A silence settles over us and Zane gives in and stops himself from being the tough guy. His passionate tirade has exhausted him entirely. He needs rest and trying to be an alpha male or trying to keep my spirits up will not help him. So I sit silently behind, watching him just lie there, sporadically blinking between waves of exhaustion.
My fingers trace across his tattoos until they’re drawn to my name. My fingertips trail lightly over my name, and I feel the beautiful beating of his heart under them. He’s still here, still fighting for me. I have a man who cheated death for me when he knows that’s the ultimate Abbiati plan for him – a brutal end. He denied the easy way out to show me that my father’s request may hang over us, but he doesn’t care. He will fight to be with me and make me rethink.
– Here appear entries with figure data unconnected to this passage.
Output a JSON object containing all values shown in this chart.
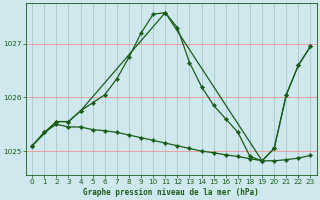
{
  "title": "Graphe pression niveau de la mer (hPa)",
  "background_color": "#cfe8ed",
  "grid_color_h": "#f0b8b8",
  "grid_color_v": "#b8d8e0",
  "line_color": "#1a5c1a",
  "xlim": [
    -0.5,
    23.5
  ],
  "ylim": [
    1024.55,
    1027.75
  ],
  "yticks": [
    1025,
    1026,
    1027
  ],
  "xticks": [
    0,
    1,
    2,
    3,
    4,
    5,
    6,
    7,
    8,
    9,
    10,
    11,
    12,
    13,
    14,
    15,
    16,
    17,
    18,
    19,
    20,
    21,
    22,
    23
  ],
  "series1_x": [
    0,
    1,
    2,
    3,
    4,
    5,
    6,
    7,
    8,
    9,
    10,
    11,
    12,
    13,
    14,
    15,
    16,
    17,
    18,
    19,
    20,
    21,
    22,
    23
  ],
  "series1_y": [
    1025.1,
    1025.35,
    1025.55,
    1025.55,
    1025.75,
    1025.9,
    1026.05,
    1026.35,
    1026.75,
    1027.2,
    1027.55,
    1027.58,
    1027.3,
    1026.65,
    1026.2,
    1025.85,
    1025.6,
    1025.35,
    1024.9,
    1024.82,
    1025.05,
    1026.05,
    1026.6,
    1026.95
  ],
  "series2_x": [
    0,
    1,
    2,
    3,
    4,
    5,
    6,
    7,
    8,
    9,
    10,
    11,
    12,
    13,
    14,
    15,
    16,
    17,
    18,
    19,
    20,
    21,
    22,
    23
  ],
  "series2_y": [
    1025.1,
    1025.35,
    1025.5,
    1025.45,
    1025.45,
    1025.4,
    1025.38,
    1025.35,
    1025.3,
    1025.25,
    1025.2,
    1025.15,
    1025.1,
    1025.05,
    1025.0,
    1024.97,
    1024.93,
    1024.9,
    1024.86,
    1024.82,
    1024.82,
    1024.84,
    1024.87,
    1024.92
  ],
  "series3_x": [
    0,
    2,
    3,
    4,
    11,
    19,
    20,
    21,
    22,
    23
  ],
  "series3_y": [
    1025.1,
    1025.55,
    1025.55,
    1025.75,
    1027.58,
    1024.82,
    1025.05,
    1026.05,
    1026.6,
    1026.95
  ]
}
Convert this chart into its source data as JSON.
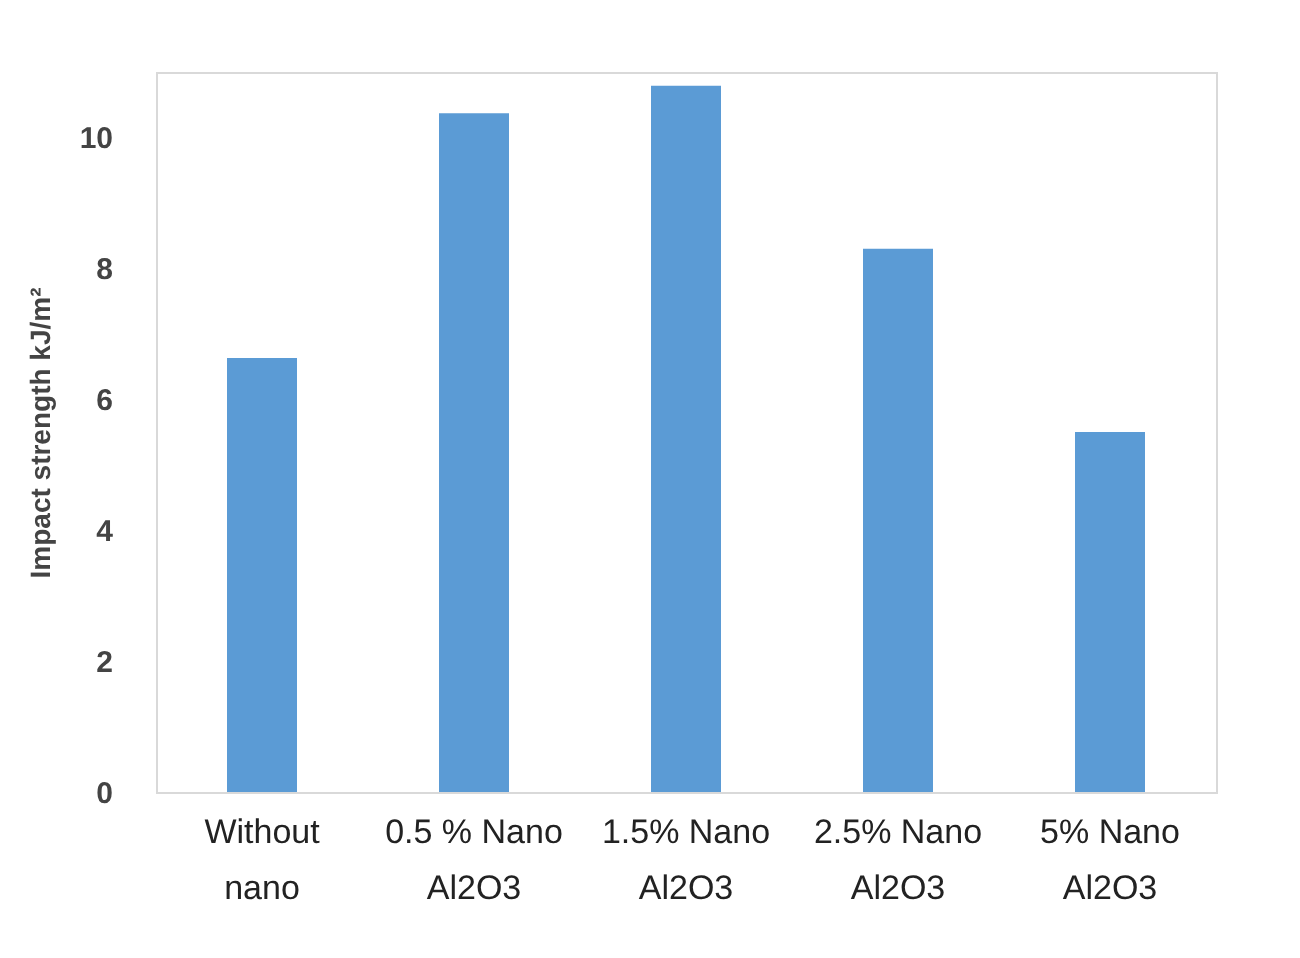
{
  "chart_data": {
    "type": "bar",
    "ylabel": "Impact strength  kJ/m²",
    "categories": [
      "Without nano",
      "0.5 % Nano Al2O3",
      "1.5% Nano Al2O3",
      "2.5% Nano Al2O3",
      "5% Nano Al2O3"
    ],
    "values": [
      6.63,
      10.37,
      10.79,
      8.3,
      5.5
    ],
    "color": "#5b9bd5",
    "ylim": [
      0,
      11
    ],
    "yticks": [
      0,
      2,
      4,
      6,
      8,
      10
    ],
    "grid": false
  }
}
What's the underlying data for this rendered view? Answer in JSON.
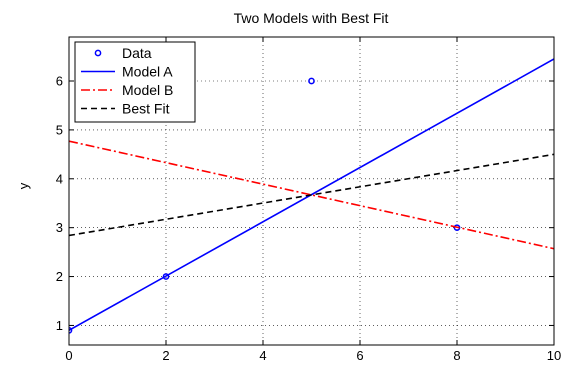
{
  "chart_data": {
    "type": "line",
    "title": "Two Models with Best Fit",
    "xlabel": "",
    "ylabel": "y",
    "xlim": [
      0,
      10
    ],
    "ylim": [
      0.6,
      6.9
    ],
    "xticks": [
      0,
      2,
      4,
      6,
      8,
      10
    ],
    "yticks": [
      1,
      2,
      3,
      4,
      5,
      6
    ],
    "grid": true,
    "legend_position": "top-left",
    "series": [
      {
        "name": "Data",
        "kind": "scatter",
        "color": "#0000ff",
        "marker": "circle",
        "x": [
          0,
          2,
          5,
          8
        ],
        "y": [
          0.9,
          2.0,
          6.0,
          3.0
        ]
      },
      {
        "name": "Model A",
        "kind": "line",
        "color": "#0000ff",
        "dash": "solid",
        "x": [
          0,
          10
        ],
        "y": [
          0.9,
          6.45
        ]
      },
      {
        "name": "Model B",
        "kind": "line",
        "color": "#ff0000",
        "dash": "dashdot",
        "x": [
          0,
          10
        ],
        "y": [
          4.77,
          2.57
        ]
      },
      {
        "name": "Best Fit",
        "kind": "line",
        "color": "#000000",
        "dash": "dashed",
        "x": [
          0,
          10
        ],
        "y": [
          2.84,
          4.5
        ]
      }
    ]
  }
}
Stupid man really, I rethought the moment our lips reunited after months of separation. The chemicals that swam into my bloodstream cried for its addiction, and still even now, I know, within my heart of hearts, that our end is not consequence of my family’s brutality. No, our end is far in the future, a distant swan song.
I know that I will fool my father into thinking that I am working to get enough of Zane’s trust so he enters our home where he will be killed and laid to rest, but that isn’t it at all. I’m really biding my time. I’m dancing with the devil with the fast-spaced steps, praying I don’t fall out of sync until I find myself with the only option left – freedom.
Seeing my lifeline, laid out weak and hurt, is the most murderous thing anyone could ever bestow upon me.
A knock on the door has us both jolting from our reveries. I look up to see a middle-age male doctor standing in a while coat with a file in his hands that I can only suppose is Zane’s.
“Sorry to interrupt, but I heard you were awake, so I just want to check on Mr. Maverick’s progress,” the doctor announces politely, breaking into our soundless haven. “I just need you to step out of the room.”